It is now almost a week since French tennis player Alizé Cornet tweeted the hashtag #WhereIsPengShuai and implored people to “not remain silent” over the disappearance of Chinese star Peng Shuai after her swiftly censored accusation of sexual assault against a former top government official.
By this point, the Women's Tennis Association (WTA) had not commented on Peng's case, prompting the conclusion that it is too financially embedded in China to risk upsetting authorities there. After all, it would not be the first organisation to indulge in certain compromises in its dealings with Beijing.
Over the past decade – encouraged by a surge of interest in tennis following the success of another Chinese player, Li Na – the WTA embarked upon a strategy of gung-ho expansion dubbed "WTAsia". In 2019, China hosted nine WTA events, including one in Li's home city of Wuhan, offering $30.4 million (€26.9 million) in prize money. That year ended with Australia's Ash Barty collecting a record $4.42 million prize for winning the WTA Finals in Shenzhen. Pandemic permitting, some 10 events are scheduled for 2022.
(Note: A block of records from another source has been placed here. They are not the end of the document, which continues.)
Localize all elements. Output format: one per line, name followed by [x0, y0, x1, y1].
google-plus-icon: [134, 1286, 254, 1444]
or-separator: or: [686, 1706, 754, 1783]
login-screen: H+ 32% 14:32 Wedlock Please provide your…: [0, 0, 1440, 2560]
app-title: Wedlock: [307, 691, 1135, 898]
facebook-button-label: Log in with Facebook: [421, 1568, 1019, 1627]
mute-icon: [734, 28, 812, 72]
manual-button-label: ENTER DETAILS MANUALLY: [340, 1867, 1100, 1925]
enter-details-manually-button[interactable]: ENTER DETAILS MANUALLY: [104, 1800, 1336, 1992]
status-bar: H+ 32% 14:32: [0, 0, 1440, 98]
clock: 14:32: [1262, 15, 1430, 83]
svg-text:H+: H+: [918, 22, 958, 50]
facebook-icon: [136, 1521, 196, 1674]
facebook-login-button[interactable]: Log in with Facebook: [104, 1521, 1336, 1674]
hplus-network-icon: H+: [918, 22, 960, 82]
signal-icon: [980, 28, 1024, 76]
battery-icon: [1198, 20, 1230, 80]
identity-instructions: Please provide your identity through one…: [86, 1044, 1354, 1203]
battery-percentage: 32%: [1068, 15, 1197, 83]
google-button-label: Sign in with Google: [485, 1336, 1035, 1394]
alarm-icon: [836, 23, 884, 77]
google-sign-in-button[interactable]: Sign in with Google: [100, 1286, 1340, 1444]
The day after Cornet's tweet, however, the WTA located its courage, saying Peng deserved "to be heard, not censored". A highly dubious email purporting to be from the former doubles number one was then released via Chinese state-affiliated media CGTN Europe, only escalating both the WTA's alarm and its plain speaking.
Without couching his words in management-speak or the jargon-laced nothingness that can typify official responses, chief executive Steve Simon has made clear the WTA is "definitely willing" to pull its business from China if it cannot speak to Peng directly.
“There are too many times in our world today, when we get into issues like this, that we let business, politics, money dictate what’s right and what’s wrong,” he told CNN.
Indeed there are. "Sportswashing" is a term that describes the means by which authoritarian regimes use sports events to either launder their reputation or distract from human rights abuses. The WTA knows all about it. The International Olympic Committee (IOC) has known about it for far longer.
So where is the IOC? In stark contrast to the frankness of the WTA and many individual sports stars, it insists it favours “quiet diplomacy”. Consistent as ever, it seems the IOC will let absolutely nothing jeopardise Beijing’s hosting of the Winter Olympics next February. Not accusations of genocide against Uyghurs and other Muslim minorities. And not the vanishing of three-time Olympian Peng Shuai.